The connection between arbitration and comparative law is not new. Already in the 1950s the great comparativist René David identified the close relationship between those two fields[1]. Emmanuel Gaillard and Joshua Karton magisterially summarized the debate[2], but here I would need to mention the importance that Gabriele Crespi Reghizzi had in shaping the discourse. In 2004, in his L’Arbitrato e la Comparazione Giuridica, he pointed out how even in the most formal situations, the cultural background of every arbitrator and arbitration lawyer creates that truly international “arbitration culture”, a compromise between legal traditions[3].
So far, however, studies about arbitration did not employ a specific cultural lens, but, as recent trends in existing literature show, things are changing. Just to mention a few contributions to which this paper is indebted, Licari’s studies on paideic arbitration[4] used methodologies normally employed for purely religious arbitration to analyses of commercial issues; building on the path opened by Deazalay and Garth[5], authors such as Ginsburg73, Karton[6], and Kidane[7], while still dealing with a fairly focused notion of arbitration culture opened significant glimpses and deep perspectives of culture in arbitration in a much broader sense.
Paying homage to these works, this paper would like to take a step further and to foster further cooperation between legal anthropologists, arbitration experts, and comparative lawyers. While cultural aspects tend to be per se complex, it is necessary to employ a particularly strict methodology to avoid simplistic representations, from one side, and to be able to frame cultural questions as technical issues from the other. Sometimes cultural elements may not affect the proceedings, and they would just remain in the background, but on other occasions they need to be dealt with from a specific procedural angle: this paper purports to be a tool to that effect, to be used to see how and to which extent lawyers, arbitrators, and judges involved in arbitration proceedings may be called upon using cultural expertise in practice.

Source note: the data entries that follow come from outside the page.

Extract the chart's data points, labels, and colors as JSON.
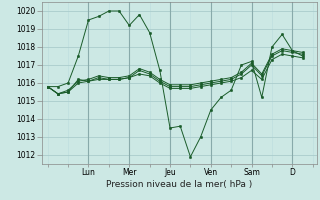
{
  "bg_color": "#cce8e4",
  "grid_color_major": "#aacccc",
  "grid_color_minor": "#bbdddd",
  "line_color": "#1a5c2a",
  "marker_color": "#1a5c2a",
  "xlabel": "Pression niveau de la mer( hPa )",
  "ylim": [
    1011.5,
    1020.5
  ],
  "yticks": [
    1012,
    1013,
    1014,
    1015,
    1016,
    1017,
    1018,
    1019,
    1020
  ],
  "day_labels": [
    "Lun",
    "Mer",
    "Jeu",
    "Ven",
    "Sam",
    "D"
  ],
  "day_positions": [
    2,
    4,
    6,
    8,
    10,
    12
  ],
  "xlim": [
    -0.3,
    13.2
  ],
  "series": [
    {
      "x": [
        0,
        0.5,
        1.0,
        1.5,
        2.0,
        2.5,
        3.0,
        3.5,
        4.0,
        4.5,
        5.0,
        5.5,
        6.0,
        6.5,
        7.0,
        7.5,
        8.0,
        8.5,
        9.0,
        9.5,
        10.0,
        10.5,
        11.0,
        11.5,
        12.0,
        12.5
      ],
      "y": [
        1015.8,
        1015.8,
        1016.0,
        1017.5,
        1019.5,
        1019.7,
        1020.0,
        1020.0,
        1019.2,
        1019.8,
        1018.8,
        1016.7,
        1013.5,
        1013.6,
        1011.9,
        1013.0,
        1014.5,
        1015.2,
        1015.6,
        1017.0,
        1017.2,
        1015.2,
        1018.0,
        1018.7,
        1017.8,
        1017.5
      ]
    },
    {
      "x": [
        0,
        0.5,
        1.0,
        1.5,
        2.0,
        2.5,
        3.0,
        3.5,
        4.0,
        4.5,
        5.0,
        5.5,
        6.0,
        6.5,
        7.0,
        7.5,
        8.0,
        8.5,
        9.0,
        9.5,
        10.0,
        10.5,
        11.0,
        11.5,
        12.0,
        12.5
      ],
      "y": [
        1015.8,
        1015.4,
        1015.5,
        1016.2,
        1016.1,
        1016.3,
        1016.2,
        1016.2,
        1016.3,
        1016.7,
        1016.5,
        1016.1,
        1015.8,
        1015.8,
        1015.8,
        1015.9,
        1016.0,
        1016.1,
        1016.2,
        1016.5,
        1017.0,
        1016.4,
        1017.5,
        1017.8,
        1017.7,
        1017.6
      ]
    },
    {
      "x": [
        0,
        0.5,
        1.0,
        1.5,
        2.0,
        2.5,
        3.0,
        3.5,
        4.0,
        4.5,
        5.0,
        5.5,
        6.0,
        6.5,
        7.0,
        7.5,
        8.0,
        8.5,
        9.0,
        9.5,
        10.0,
        10.5,
        11.0,
        11.5,
        12.0,
        12.5
      ],
      "y": [
        1015.8,
        1015.4,
        1015.5,
        1016.0,
        1016.1,
        1016.2,
        1016.2,
        1016.2,
        1016.3,
        1016.5,
        1016.4,
        1016.0,
        1015.7,
        1015.7,
        1015.7,
        1015.8,
        1015.9,
        1016.0,
        1016.1,
        1016.3,
        1016.7,
        1016.2,
        1017.3,
        1017.6,
        1017.5,
        1017.4
      ]
    },
    {
      "x": [
        0,
        0.5,
        1.0,
        1.5,
        2.0,
        2.5,
        3.0,
        3.5,
        4.0,
        4.5,
        5.0,
        5.5,
        6.0,
        6.5,
        7.0,
        7.5,
        8.0,
        8.5,
        9.0,
        9.5,
        10.0,
        10.5,
        11.0,
        11.5,
        12.0,
        12.5
      ],
      "y": [
        1015.8,
        1015.4,
        1015.6,
        1016.1,
        1016.2,
        1016.4,
        1016.3,
        1016.3,
        1016.4,
        1016.8,
        1016.6,
        1016.2,
        1015.9,
        1015.9,
        1015.9,
        1016.0,
        1016.1,
        1016.2,
        1016.3,
        1016.6,
        1017.1,
        1016.5,
        1017.6,
        1017.9,
        1017.8,
        1017.7
      ]
    }
  ]
}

Cases such as those commented in section III show the relevance of an arbitrator’s cultural identity in their suitability (or lack thereof) to be called upon deciding a case: this requirement may work as a reason to make an arbitrator a desirable decision maker, or, conversely, to exclude them.

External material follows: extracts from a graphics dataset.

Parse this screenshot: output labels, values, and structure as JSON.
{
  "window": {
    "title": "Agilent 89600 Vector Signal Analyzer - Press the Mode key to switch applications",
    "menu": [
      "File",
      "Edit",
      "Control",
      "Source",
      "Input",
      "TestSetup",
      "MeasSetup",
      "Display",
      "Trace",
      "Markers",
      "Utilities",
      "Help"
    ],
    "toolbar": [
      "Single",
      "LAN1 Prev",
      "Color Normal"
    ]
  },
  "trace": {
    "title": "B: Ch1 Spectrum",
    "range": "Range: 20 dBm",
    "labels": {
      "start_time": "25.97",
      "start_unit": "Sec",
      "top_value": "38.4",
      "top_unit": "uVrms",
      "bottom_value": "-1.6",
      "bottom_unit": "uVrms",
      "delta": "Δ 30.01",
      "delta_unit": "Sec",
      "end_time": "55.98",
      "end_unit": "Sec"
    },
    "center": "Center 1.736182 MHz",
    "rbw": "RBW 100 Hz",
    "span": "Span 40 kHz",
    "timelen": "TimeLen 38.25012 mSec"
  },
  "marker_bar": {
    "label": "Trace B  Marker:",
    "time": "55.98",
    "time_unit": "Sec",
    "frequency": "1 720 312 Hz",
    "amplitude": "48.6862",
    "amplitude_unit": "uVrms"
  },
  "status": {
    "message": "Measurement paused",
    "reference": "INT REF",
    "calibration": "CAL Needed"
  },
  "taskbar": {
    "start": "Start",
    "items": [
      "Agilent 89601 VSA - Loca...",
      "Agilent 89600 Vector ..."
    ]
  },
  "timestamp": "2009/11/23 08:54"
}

Section IV aims to demonstrate the importance of culture in the concrete solution of a case brought to arbitration: in some kind of trades, it would be virtually impossible to properly decide a dispute without having a complete and thorough access to the (sometimes complex indeed) substratum of culture on which the sector is based.
Section V demonstrates how cultural stereotypes may affect decision to locate arbitration proceedings in a country rather than another, based on the concerned jurisdiction (alleged) cultural attitude towards arbitration proceedings: it is not by coincidence that Japan is pushing hard with several initiatives to try to get rid of the pervasive stereotypes attached on it by English-written scholarship in the late 80s and 90s.

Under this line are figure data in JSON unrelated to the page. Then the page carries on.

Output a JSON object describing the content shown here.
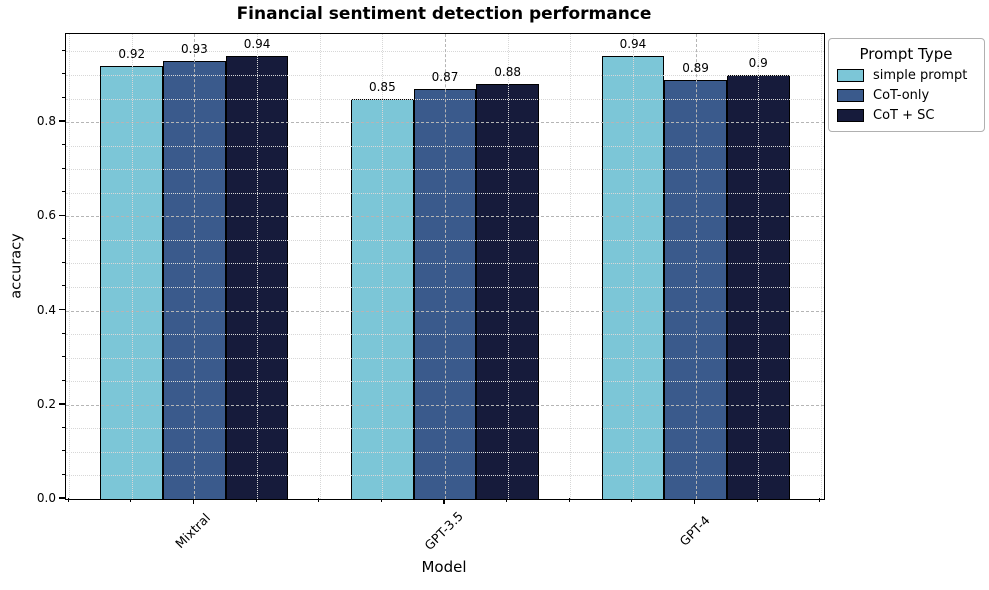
{
  "chart_data": {
    "type": "bar",
    "title": "Financial sentiment detection performance",
    "xlabel": "Model",
    "ylabel": "accuracy",
    "categories": [
      "Mixtral",
      "GPT-3.5",
      "GPT-4"
    ],
    "series": [
      {
        "name": "simple prompt",
        "color": "#7CC6D7",
        "values": [
          0.92,
          0.85,
          0.94
        ]
      },
      {
        "name": "CoT-only",
        "color": "#3A5A8C",
        "values": [
          0.93,
          0.87,
          0.89
        ]
      },
      {
        "name": "CoT + SC",
        "color": "#161B3B",
        "values": [
          0.94,
          0.88,
          0.9
        ]
      }
    ],
    "bar_value_labels": [
      [
        "0.92",
        "0.93",
        "0.94"
      ],
      [
        "0.85",
        "0.87",
        "0.88"
      ],
      [
        "0.94",
        "0.89",
        "0.9"
      ]
    ],
    "legend": {
      "title": "Prompt Type",
      "position": "upper right, outside plot"
    },
    "ylim": [
      0,
      0.987
    ],
    "yticks": [
      0,
      0.2,
      0.4,
      0.6,
      0.8
    ],
    "ytick_labels": [
      "0.0",
      "0.2",
      "0.4",
      "0.6",
      "0.8"
    ],
    "y_minor_step": 0.05,
    "x_minor_step": 0.25,
    "grid": "major dashed + minor dotted, drawn above bars",
    "bar_edge_color": "#000000"
  }
}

Business disputes may look, at a first glance, a field where technicalities of commercial law rule unopposed, and culture has little impact: the hope is that this paper has demonstrated the contrary. In an arbitration community increasingly concerned with diversity, and trying to at least renegotiate the dominance of the Global North in the arena of arbitration[8], the role of cultural expertise in commercial arbitration will be given the importance it should have.